White striping disease found in 85% UK supermarket chicken


White striping disease found in 85% UK supermarket chicken

7 September 2020
An investigative report by the Humane League UK has uncovered that eight in ten samples of standard chicken in the UK showed white striping disease.

Particularly badly ranked supermarket discounters Asda, Aldi, and Lidl with white striping present in 94%, 92%, and 92% of their standard own-brand chicken respectively. In comparison, just 11% of organic and free-range chicken presented the disease.

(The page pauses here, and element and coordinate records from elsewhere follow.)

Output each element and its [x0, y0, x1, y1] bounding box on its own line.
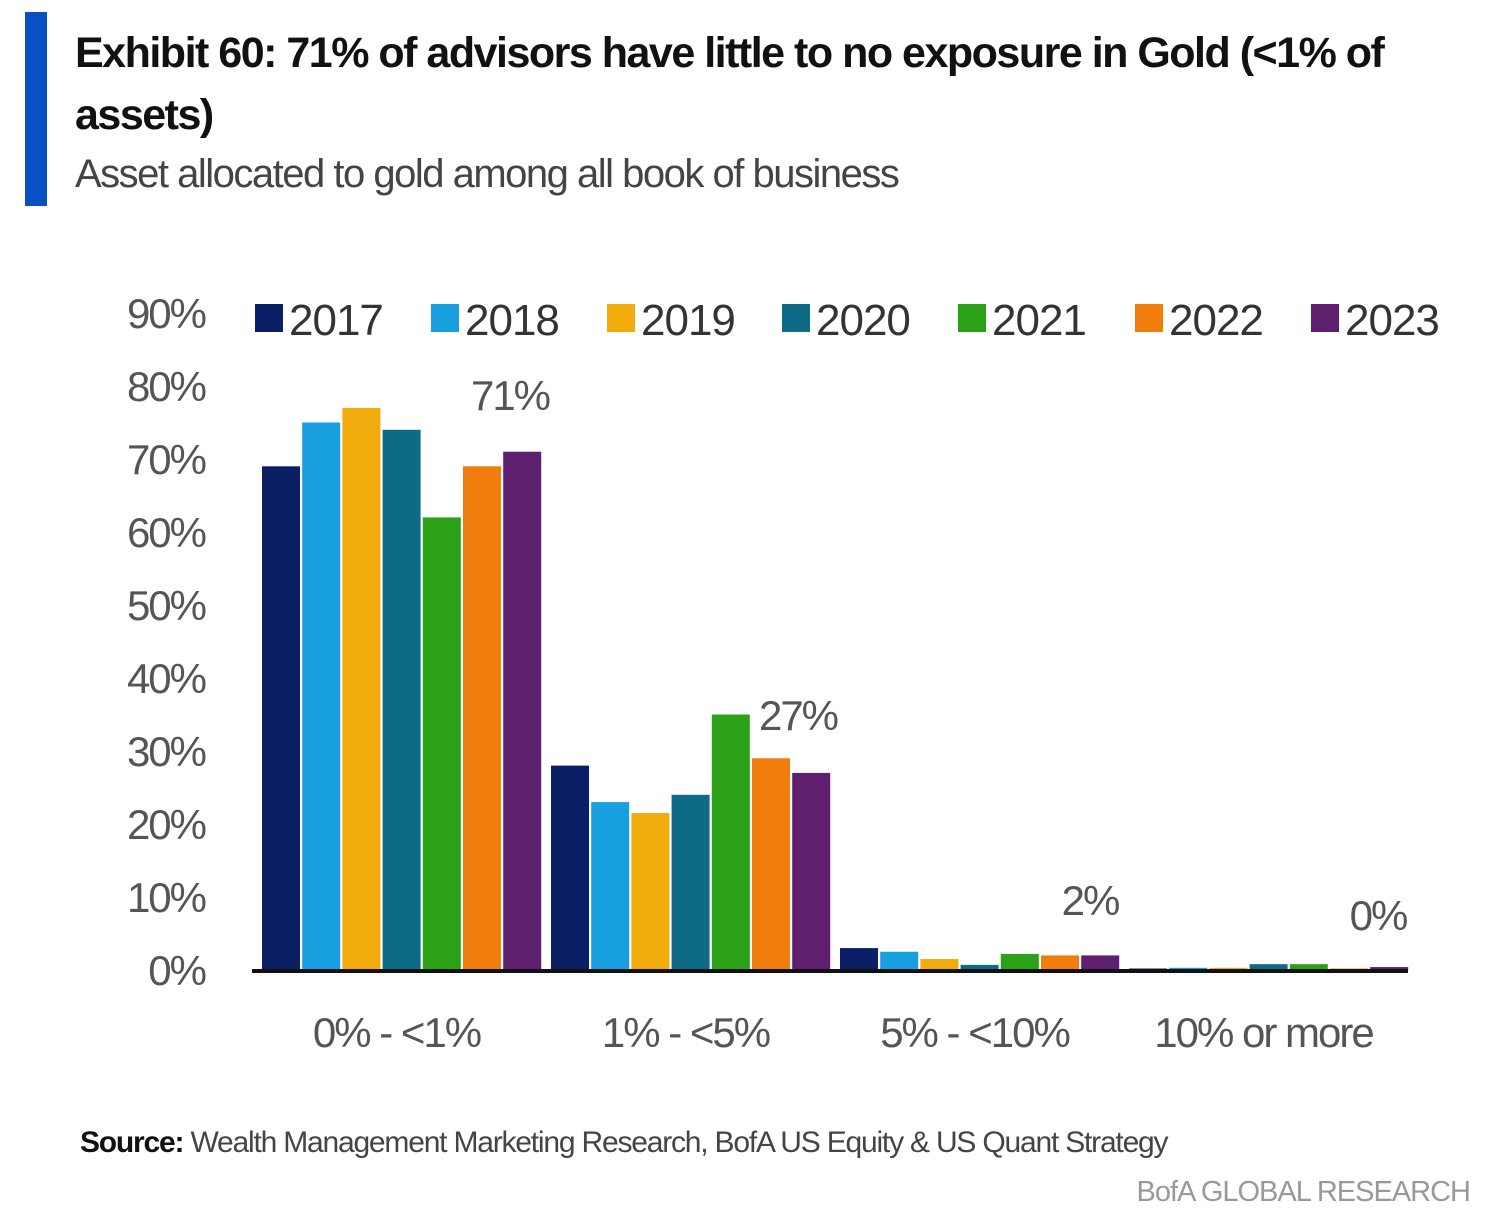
- y-axis: 0% 10% 20% 30% 40% 50% 60% 70% 80% 90%: [127, 290, 208, 994]
- legend-swatch: [1311, 304, 1339, 332]
- bar-2017: [262, 466, 300, 970]
- legend-label: 2021: [992, 296, 1086, 345]
- bar-2021: [711, 714, 750, 970]
- title-accent-bar: [25, 12, 47, 206]
- data-label: 27%: [759, 692, 838, 739]
- x-category-label: 0% - <1%: [313, 1009, 481, 1050]
- y-tick-label: 80%: [127, 363, 206, 410]
- legend-swatch: [607, 304, 635, 332]
- x-axis: 0% - <1% 1% - <5% 5% - <10% 10% or more: [313, 1009, 1375, 1050]
- x-category-label: 5% - <10%: [880, 1009, 1069, 1050]
- source-text: Wealth Management Marketing Research, Bo…: [190, 1126, 1168, 1159]
- bar-2023: [1370, 967, 1409, 970]
- x-category-label: 10% or more: [1154, 1009, 1373, 1050]
- bar-2018: [302, 422, 341, 970]
- y-tick-label: 30%: [127, 728, 206, 775]
- legend-swatch: [431, 304, 459, 332]
- legend-item: 2022: [1135, 296, 1264, 345]
- legend-label: 2023: [1345, 296, 1439, 345]
- bar-2019: [1209, 967, 1248, 970]
- legend-label: 2022: [1169, 296, 1263, 345]
- bar-chart: 0%10%20%30%40%50%60%70%80%90% 2017 2018 20…: [127, 290, 1440, 1050]
- y-tick-label: 10%: [127, 874, 206, 921]
- bar-2019: [631, 813, 670, 970]
- bar-2023: [792, 772, 831, 970]
- bar-2022: [752, 758, 790, 970]
- chart-title: Exhibit 60: 71% of advisors have little …: [75, 29, 1385, 139]
- legend-swatch: [782, 304, 810, 332]
- y-tick-label: 50%: [127, 582, 206, 629]
- bar-2018: [1169, 967, 1208, 970]
- legend-item: 2020: [782, 296, 911, 345]
- data-label: 2%: [1062, 877, 1119, 924]
- legend-item: 2021: [958, 296, 1087, 345]
- legend-swatch: [1135, 304, 1163, 332]
- bar-2021: [422, 517, 461, 970]
- legend-label: 2018: [465, 296, 559, 345]
- bar-2021: [1289, 964, 1328, 970]
- bar-group: [840, 948, 1120, 970]
- y-tick-label: 20%: [127, 801, 206, 848]
- legend-label: 2017: [289, 296, 383, 345]
- bar-2017: [551, 765, 589, 970]
- bar-2022: [1041, 955, 1079, 970]
- chart-subtitle: Asset allocated to gold among all book o…: [75, 152, 900, 196]
- bar-group: [551, 714, 831, 970]
- bar-2023: [503, 451, 542, 970]
- legend-swatch: [958, 304, 986, 332]
- bar-2019: [920, 959, 959, 970]
- bar-2020: [382, 429, 421, 970]
- bar-2019: [342, 407, 381, 970]
- legend-item: 2019: [607, 296, 736, 345]
- legend-item: 2023: [1311, 296, 1440, 345]
- bar-group: [262, 407, 542, 970]
- legend: 2017 2018 2019 2020 2021 2022 2023: [255, 296, 1440, 345]
- y-tick-label: 0%: [148, 947, 205, 994]
- legend-item: 2017: [255, 296, 384, 345]
- legend-label: 2020: [816, 296, 910, 345]
- source-note: Source: Wealth Management Marketing Rese…: [80, 1126, 1169, 1160]
- y-tick-label: 60%: [127, 509, 206, 556]
- data-labels: 71% 27% 2% 0%: [471, 372, 1409, 939]
- bar-2018: [591, 802, 630, 970]
- x-category-label: 1% - <5%: [602, 1009, 770, 1050]
- bar-2020: [960, 964, 999, 970]
- legend-label: 2019: [641, 296, 735, 345]
- bar-2020: [1249, 964, 1288, 970]
- y-tick-label: 40%: [127, 655, 206, 702]
- bars: [262, 407, 1409, 970]
- bar-2018: [880, 951, 919, 970]
- bar-2020: [671, 794, 710, 970]
- legend-item: 2018: [431, 296, 560, 345]
- source-label: Source:: [80, 1126, 185, 1159]
- brand-label: BofA GLOBAL RESEARCH: [1136, 1176, 1471, 1208]
- bar-2023: [1081, 955, 1120, 970]
- bar-2022: [463, 466, 501, 970]
- y-tick-label: 90%: [127, 290, 206, 337]
- y-tick-label: 70%: [127, 436, 206, 483]
- data-label: 0%: [1350, 892, 1407, 939]
- bar-2021: [1000, 953, 1039, 970]
- bar-2017: [840, 948, 878, 970]
- data-label: 71%: [471, 372, 550, 419]
- legend-swatch: [255, 304, 283, 332]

White striping is a muscle disease linked with rapid growth and development and appears as thin white lines that run across the poultry, mostly impacting the breast area. It is, however, not only a visual representation of the cruel rearing conditions chicken suffer, but also impacts the quality of the products: The disease lowers the nutritional value of chicken as it increases the fat content; by as much as 224 percent as some studies have shown. Furthermore, it has been shown that the disease can reduce protein content by up to nine percent and increase collagen by ten percent. 

Yet again, this new study highlights the importance and urgency of supermarkets to move away from fast-growing breeds of chicken. One way to do so is by adopting the Better Chicken Commitment (BCC), which bans this form of breeding. Animal welfare advocates call on UK supermarkets to commit for better welfare and public health.